In a seven-page brief, Nicolau explains that he himself has had “the opportunity to help family members in the area considered ground zero of the catastrophe”, specifically in the municipality of Sedavi. “The appellant had to circumvent, 72 hours after the appointed day [29 de octubre]endless obstacles and masses of vehicles in a clear, unobstructed apocalyptic scenario“. The lawyer even attached two images taken in the municipality, showing the devastation of the streets, full of debris, mud and vehicles piled on top of each other.

“Faced with this circumstance of national emergencythe Government of Spain did not activate the so-called State of Alarm”, the appellant states and then recalls that, even so, “the exercise of certain fundamental rights has been restricted, such as the right to freedom of movement contemplated in Article 19 of the Constitution”.

The lawyer argues that “it is obvious that in the present case it was within the competence of the President of the Government to order the intervention of the Armed Forces”, and that Sánchez “had the obligation” to deploy the Army.. “The Armed Forces are the ones that have the adequate means to be able to solve a catastrophic crisis of such magnitude with hundreds of dead and missing, incalculable material damage and more than 150,000 people in a situation of helplessness because they do not have services such as water, electricity, telephony and food,” Nicolau defends before the Supreme Court.

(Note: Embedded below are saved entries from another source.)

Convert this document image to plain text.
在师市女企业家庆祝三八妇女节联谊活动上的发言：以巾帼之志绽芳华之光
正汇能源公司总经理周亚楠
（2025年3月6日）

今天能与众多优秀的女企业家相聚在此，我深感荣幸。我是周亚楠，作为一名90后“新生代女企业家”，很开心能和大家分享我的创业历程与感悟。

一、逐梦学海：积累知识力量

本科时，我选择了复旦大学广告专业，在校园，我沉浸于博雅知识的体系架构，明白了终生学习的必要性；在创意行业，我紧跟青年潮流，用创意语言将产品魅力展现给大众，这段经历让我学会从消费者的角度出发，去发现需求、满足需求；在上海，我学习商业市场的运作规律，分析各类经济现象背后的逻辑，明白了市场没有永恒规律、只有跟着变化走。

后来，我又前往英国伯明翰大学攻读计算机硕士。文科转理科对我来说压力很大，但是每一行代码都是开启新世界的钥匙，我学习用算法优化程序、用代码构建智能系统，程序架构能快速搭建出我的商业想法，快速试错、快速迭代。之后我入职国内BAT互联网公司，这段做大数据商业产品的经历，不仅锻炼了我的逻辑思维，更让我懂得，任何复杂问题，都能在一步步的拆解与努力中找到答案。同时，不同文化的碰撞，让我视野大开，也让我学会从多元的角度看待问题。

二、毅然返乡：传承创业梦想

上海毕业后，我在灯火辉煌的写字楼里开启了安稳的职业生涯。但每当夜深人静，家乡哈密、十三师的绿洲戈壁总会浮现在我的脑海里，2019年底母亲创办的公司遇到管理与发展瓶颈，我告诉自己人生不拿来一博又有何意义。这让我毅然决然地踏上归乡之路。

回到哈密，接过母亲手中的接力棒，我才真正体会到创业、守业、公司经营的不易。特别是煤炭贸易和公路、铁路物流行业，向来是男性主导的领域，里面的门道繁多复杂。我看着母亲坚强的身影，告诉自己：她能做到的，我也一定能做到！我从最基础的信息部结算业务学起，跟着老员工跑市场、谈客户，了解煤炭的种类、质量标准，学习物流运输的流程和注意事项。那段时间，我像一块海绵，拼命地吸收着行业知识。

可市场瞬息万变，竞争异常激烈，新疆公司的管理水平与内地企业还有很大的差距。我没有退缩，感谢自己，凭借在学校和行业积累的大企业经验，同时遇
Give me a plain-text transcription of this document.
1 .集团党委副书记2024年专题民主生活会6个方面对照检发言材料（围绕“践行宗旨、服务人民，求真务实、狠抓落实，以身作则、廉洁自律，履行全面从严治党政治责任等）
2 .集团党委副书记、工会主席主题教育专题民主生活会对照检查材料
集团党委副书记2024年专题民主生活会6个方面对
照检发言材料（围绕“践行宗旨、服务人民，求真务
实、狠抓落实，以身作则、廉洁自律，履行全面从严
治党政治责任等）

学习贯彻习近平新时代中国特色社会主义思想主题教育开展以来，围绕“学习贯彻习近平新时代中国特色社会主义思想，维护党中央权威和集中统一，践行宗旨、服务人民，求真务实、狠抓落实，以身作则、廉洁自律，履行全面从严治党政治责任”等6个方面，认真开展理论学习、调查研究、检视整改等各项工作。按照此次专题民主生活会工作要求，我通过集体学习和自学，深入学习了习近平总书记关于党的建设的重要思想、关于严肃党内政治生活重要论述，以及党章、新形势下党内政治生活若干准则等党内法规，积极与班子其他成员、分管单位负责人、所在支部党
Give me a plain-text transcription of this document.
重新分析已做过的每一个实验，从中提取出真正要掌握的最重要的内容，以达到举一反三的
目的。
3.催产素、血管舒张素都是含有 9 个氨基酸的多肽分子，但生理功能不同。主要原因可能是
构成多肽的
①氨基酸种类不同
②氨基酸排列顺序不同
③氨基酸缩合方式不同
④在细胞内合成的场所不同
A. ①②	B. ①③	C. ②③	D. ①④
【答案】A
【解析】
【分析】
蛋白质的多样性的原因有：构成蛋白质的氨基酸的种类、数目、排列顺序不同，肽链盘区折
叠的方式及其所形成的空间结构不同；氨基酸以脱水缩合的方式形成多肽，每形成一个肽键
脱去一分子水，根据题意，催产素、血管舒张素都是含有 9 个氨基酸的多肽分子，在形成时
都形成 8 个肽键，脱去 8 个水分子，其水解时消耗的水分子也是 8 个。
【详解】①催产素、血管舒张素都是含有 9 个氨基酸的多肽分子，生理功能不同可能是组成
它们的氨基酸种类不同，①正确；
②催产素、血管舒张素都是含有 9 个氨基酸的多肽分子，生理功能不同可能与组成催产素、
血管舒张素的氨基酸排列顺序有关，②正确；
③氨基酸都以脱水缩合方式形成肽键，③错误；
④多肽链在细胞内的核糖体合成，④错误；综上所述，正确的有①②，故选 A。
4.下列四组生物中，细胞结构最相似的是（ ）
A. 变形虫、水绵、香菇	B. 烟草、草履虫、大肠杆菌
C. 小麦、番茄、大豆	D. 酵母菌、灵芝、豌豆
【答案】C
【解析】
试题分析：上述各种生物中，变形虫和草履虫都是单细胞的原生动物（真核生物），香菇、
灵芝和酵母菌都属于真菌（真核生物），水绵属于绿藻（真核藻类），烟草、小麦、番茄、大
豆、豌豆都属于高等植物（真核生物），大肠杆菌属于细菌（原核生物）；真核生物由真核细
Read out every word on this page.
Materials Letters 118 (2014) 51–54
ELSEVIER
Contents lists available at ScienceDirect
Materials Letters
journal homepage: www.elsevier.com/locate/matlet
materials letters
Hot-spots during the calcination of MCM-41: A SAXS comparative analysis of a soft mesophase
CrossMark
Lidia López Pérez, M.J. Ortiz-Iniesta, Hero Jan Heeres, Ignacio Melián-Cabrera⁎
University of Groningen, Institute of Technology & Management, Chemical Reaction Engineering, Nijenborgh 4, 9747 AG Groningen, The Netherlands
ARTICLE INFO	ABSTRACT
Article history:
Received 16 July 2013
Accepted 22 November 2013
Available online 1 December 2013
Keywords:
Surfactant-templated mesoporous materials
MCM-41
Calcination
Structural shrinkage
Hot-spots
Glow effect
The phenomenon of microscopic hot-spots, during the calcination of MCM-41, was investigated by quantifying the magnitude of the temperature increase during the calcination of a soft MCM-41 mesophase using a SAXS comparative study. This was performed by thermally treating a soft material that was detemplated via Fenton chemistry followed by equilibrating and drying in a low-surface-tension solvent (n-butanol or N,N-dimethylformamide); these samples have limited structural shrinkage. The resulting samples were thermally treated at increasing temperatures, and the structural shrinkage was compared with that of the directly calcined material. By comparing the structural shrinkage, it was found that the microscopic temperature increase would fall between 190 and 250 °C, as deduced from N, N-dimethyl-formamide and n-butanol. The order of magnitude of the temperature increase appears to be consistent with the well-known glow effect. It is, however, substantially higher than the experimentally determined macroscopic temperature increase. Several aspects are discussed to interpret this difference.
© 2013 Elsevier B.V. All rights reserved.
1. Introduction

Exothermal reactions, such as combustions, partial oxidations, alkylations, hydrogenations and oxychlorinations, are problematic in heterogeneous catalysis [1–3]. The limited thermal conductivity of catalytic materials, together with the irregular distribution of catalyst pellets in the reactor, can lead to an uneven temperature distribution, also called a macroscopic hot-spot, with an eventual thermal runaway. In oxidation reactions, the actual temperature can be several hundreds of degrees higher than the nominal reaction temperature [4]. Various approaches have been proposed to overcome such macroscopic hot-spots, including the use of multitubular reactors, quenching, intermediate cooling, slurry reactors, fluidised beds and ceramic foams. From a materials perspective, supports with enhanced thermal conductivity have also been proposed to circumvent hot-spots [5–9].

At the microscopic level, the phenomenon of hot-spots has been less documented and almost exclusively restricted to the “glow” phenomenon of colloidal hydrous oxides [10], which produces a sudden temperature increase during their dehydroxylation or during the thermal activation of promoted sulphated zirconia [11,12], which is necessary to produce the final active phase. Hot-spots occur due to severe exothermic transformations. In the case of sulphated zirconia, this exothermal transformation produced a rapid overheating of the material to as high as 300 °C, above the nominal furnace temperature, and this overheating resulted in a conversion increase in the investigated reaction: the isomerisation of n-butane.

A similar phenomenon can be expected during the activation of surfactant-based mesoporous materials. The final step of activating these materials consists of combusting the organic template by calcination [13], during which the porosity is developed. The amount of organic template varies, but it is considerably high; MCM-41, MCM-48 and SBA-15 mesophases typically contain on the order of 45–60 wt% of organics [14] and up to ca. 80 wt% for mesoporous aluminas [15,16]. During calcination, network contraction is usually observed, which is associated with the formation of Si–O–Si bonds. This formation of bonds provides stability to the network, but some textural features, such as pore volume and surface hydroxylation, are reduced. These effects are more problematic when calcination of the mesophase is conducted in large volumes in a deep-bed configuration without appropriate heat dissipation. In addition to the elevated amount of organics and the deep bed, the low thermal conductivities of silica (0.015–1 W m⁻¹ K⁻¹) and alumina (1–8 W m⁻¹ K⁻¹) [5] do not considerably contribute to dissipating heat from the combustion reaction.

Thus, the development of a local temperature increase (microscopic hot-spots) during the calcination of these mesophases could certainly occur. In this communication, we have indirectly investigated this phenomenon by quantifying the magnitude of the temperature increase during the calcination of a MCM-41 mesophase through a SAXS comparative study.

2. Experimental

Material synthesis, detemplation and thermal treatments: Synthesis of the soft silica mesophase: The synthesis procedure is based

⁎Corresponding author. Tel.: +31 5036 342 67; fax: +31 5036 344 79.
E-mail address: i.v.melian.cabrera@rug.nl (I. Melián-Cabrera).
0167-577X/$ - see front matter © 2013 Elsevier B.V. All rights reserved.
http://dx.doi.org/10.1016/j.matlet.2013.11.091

He goes on to relate that “the President of the Government and the Minister of the Interior decided not to act by ordering” such intervention by the Army “until more than 72 hours after the flooding began on October 29.” “With a clear prejudice to my person and for tens of thousands of citizens in the Valencian Community and others such as Castilla-La Mancha”, continues the lawyer, who does not hesitate to describe the situation as “a context of calamity and the greatest hardship experienced in our country since the last Spanish Civil War”.

It is a question of a “grotesque” situationThe letter continues, and concludes: “The President of the Government did not require any kind of help or special request from the Generalitat Valenciana to intervene”.